Lange Zeit galt traditionelle Kleidung in dem spanisch geprägten Land als minderwertig und rückständig. Seit Mitte der 2000er Jahre wandelt sich dieses Bild jedoch. Im Jahr 2006 wurde mit Evo Morales das erste Mal ein indigener Politiker aus der ethnischen Gruppe der Aymara zum Präsidenten gewählt. Dieses Ereignis sowie die folgenden gesellschaftlichen Umbrüche führten dazu, dass die Kultur und Kleidung der Cholitas heute zu einem Nationalsymbol geworden sind und die Kleidung mit Stolz getragen wird.

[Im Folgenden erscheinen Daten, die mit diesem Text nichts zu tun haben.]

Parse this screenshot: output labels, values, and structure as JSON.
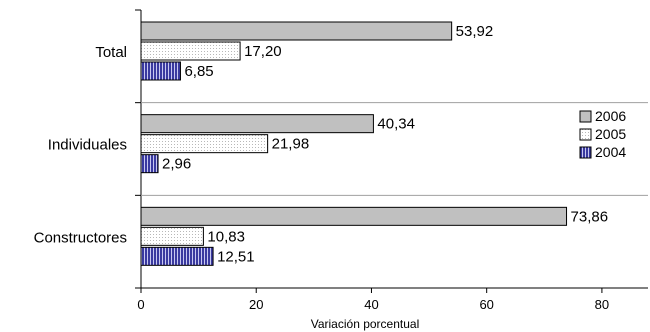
{
  "chart_data": {
    "type": "bar",
    "orientation": "horizontal",
    "title": "",
    "xlabel": "Variación porcentual",
    "ylabel": "",
    "xlim": [
      0,
      88
    ],
    "xticks": [
      0,
      20,
      40,
      60,
      80
    ],
    "tick_labels": [
      "0",
      "20",
      "40",
      "60",
      "80"
    ],
    "categories": [
      "Total",
      "Individuales",
      "Constructores"
    ],
    "series": [
      {
        "name": "2006",
        "values": [
          53.92,
          40.34,
          73.86
        ],
        "labels": [
          "53,92",
          "40,34",
          "73,86"
        ],
        "color": "#c0c0c0",
        "pattern": "solid"
      },
      {
        "name": "2005",
        "values": [
          17.2,
          21.98,
          10.83
        ],
        "labels": [
          "17,20",
          "21,98",
          "10,83"
        ],
        "color": "#ffffff",
        "pattern": "dots"
      },
      {
        "name": "2004",
        "values": [
          6.85,
          2.96,
          12.51
        ],
        "labels": [
          "6,85",
          "2,96",
          "12,51"
        ],
        "color": "#4a4aa8",
        "pattern": "vertical-stripes"
      }
    ],
    "legend": {
      "position": "right",
      "order": [
        "2006",
        "2005",
        "2004"
      ]
    },
    "grid": false
  }
}
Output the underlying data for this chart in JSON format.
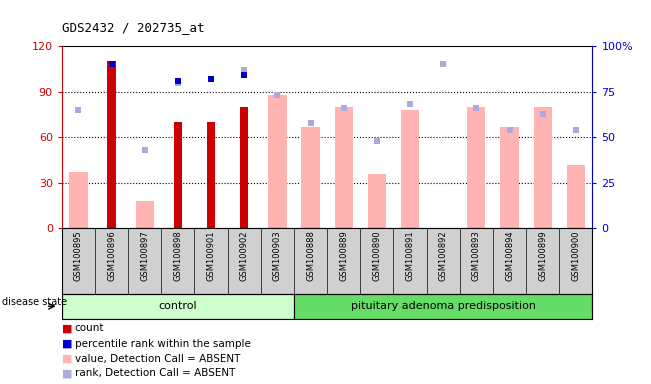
{
  "title": "GDS2432 / 202735_at",
  "samples": [
    "GSM100895",
    "GSM100896",
    "GSM100897",
    "GSM100898",
    "GSM100901",
    "GSM100902",
    "GSM100903",
    "GSM100888",
    "GSM100889",
    "GSM100890",
    "GSM100891",
    "GSM100892",
    "GSM100893",
    "GSM100894",
    "GSM100899",
    "GSM100900"
  ],
  "group_labels": [
    "control",
    "pituitary adenoma predisposition"
  ],
  "group_sizes": [
    7,
    9
  ],
  "left_ylim": [
    0,
    120
  ],
  "right_ylim": [
    0,
    100
  ],
  "left_yticks": [
    0,
    30,
    60,
    90,
    120
  ],
  "right_yticks": [
    0,
    25,
    50,
    75,
    100
  ],
  "right_yticklabels": [
    "0",
    "25",
    "50",
    "75",
    "100%"
  ],
  "count_values": [
    0,
    110,
    0,
    70,
    70,
    80,
    0,
    0,
    0,
    0,
    0,
    0,
    0,
    0,
    0,
    0
  ],
  "value_absent": [
    37,
    0,
    18,
    0,
    0,
    0,
    88,
    67,
    80,
    36,
    78,
    0,
    80,
    67,
    80,
    42
  ],
  "rank_absent": [
    65,
    0,
    43,
    80,
    82,
    87,
    73,
    58,
    66,
    48,
    68,
    90,
    66,
    54,
    63,
    54
  ],
  "percentile_rank": [
    0,
    90,
    0,
    81,
    82,
    84,
    0,
    0,
    0,
    0,
    0,
    0,
    0,
    0,
    0,
    0
  ],
  "count_color": "#cc0000",
  "value_absent_color": "#ffb3b3",
  "rank_absent_color": "#aaaadd",
  "percentile_rank_color": "#0000cc",
  "bg_color_control": "#ccffcc",
  "bg_color_pituitary": "#66dd66",
  "sample_area_bg": "#d0d0d0",
  "plot_bg": "#ffffff",
  "grid_color": "black"
}
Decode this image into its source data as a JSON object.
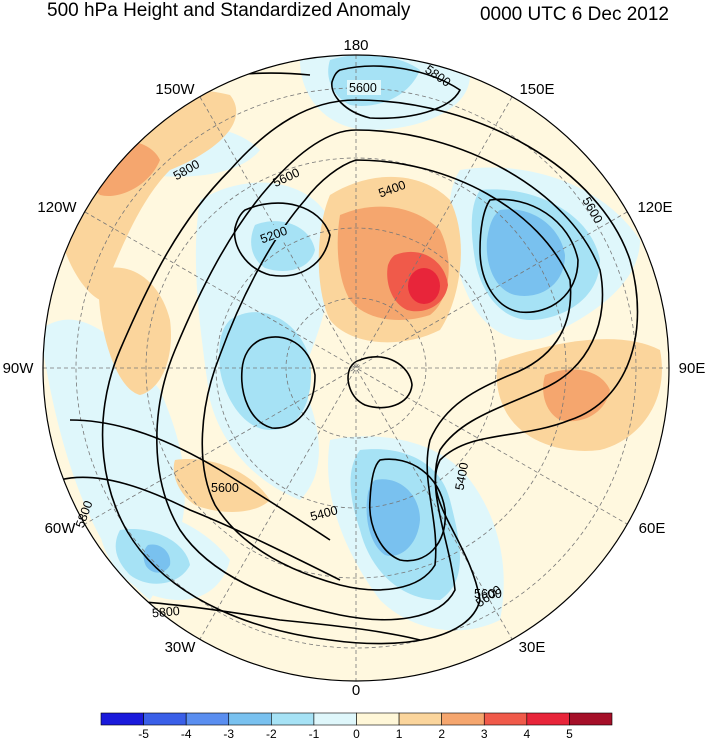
{
  "header": {
    "title": "500 hPa Height and Standardized Anomaly",
    "datetime": "0000 UTC 6 Dec 2012"
  },
  "longitude_labels": [
    "180",
    "150E",
    "120E",
    "90E",
    "60E",
    "30E",
    "0",
    "30W",
    "60W",
    "90W",
    "120W",
    "150W"
  ],
  "contour_labels": [
    "5600",
    "5800",
    "5800",
    "5600",
    "5400",
    "5200",
    "5600",
    "5600",
    "5800",
    "5600",
    "5400",
    "5400",
    "5600",
    "5800"
  ],
  "colorbar": {
    "ticks": [
      "-5",
      "-4",
      "-3",
      "-2",
      "-1",
      "0",
      "1",
      "2",
      "3",
      "4",
      "5"
    ],
    "colors": [
      "#1a1adb",
      "#3a5fe8",
      "#5a8ef0",
      "#79c1ef",
      "#a6e2f5",
      "#dff7fb",
      "#fff7d8",
      "#fbd59c",
      "#f5a66e",
      "#f05a4a",
      "#e8253a",
      "#a50f28"
    ]
  }
}
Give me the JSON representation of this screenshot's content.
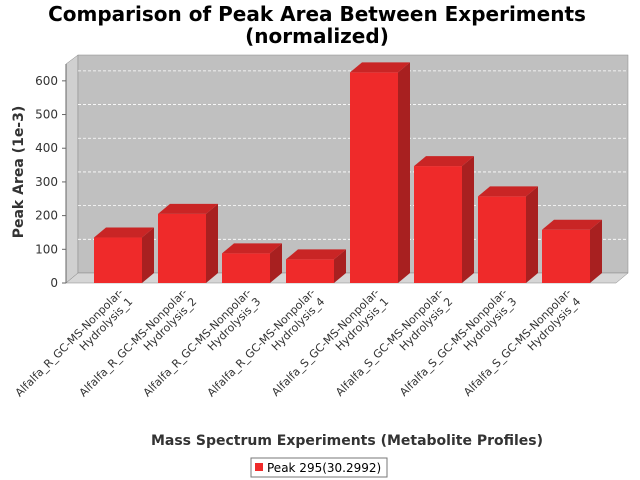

Die Melone und der Pollera weichen in der jüngeren Generation dennoch mehr und mehr westlicher Kleidung. In der Universität und am Arbeitsplatz entscheiden sich junge Frauen häufig für europäische und nordamerikanische Schnitte und Muster. Die traditionellen Gewänder sind jedoch weiterhin nicht von Festen und anderen besonderen Anlässen wegzudenken.

Besuchen Sie dieses schöne Land daher am besten zu einem Feiertag, zum Beispiel dem Nationalfeiertag am 06. August. Dieser wird mit vielen Festen begangen, auf denen die Bolivianer stolz ihr kulturelles Erbe und ihre traditionelle Kleidung präsentieren.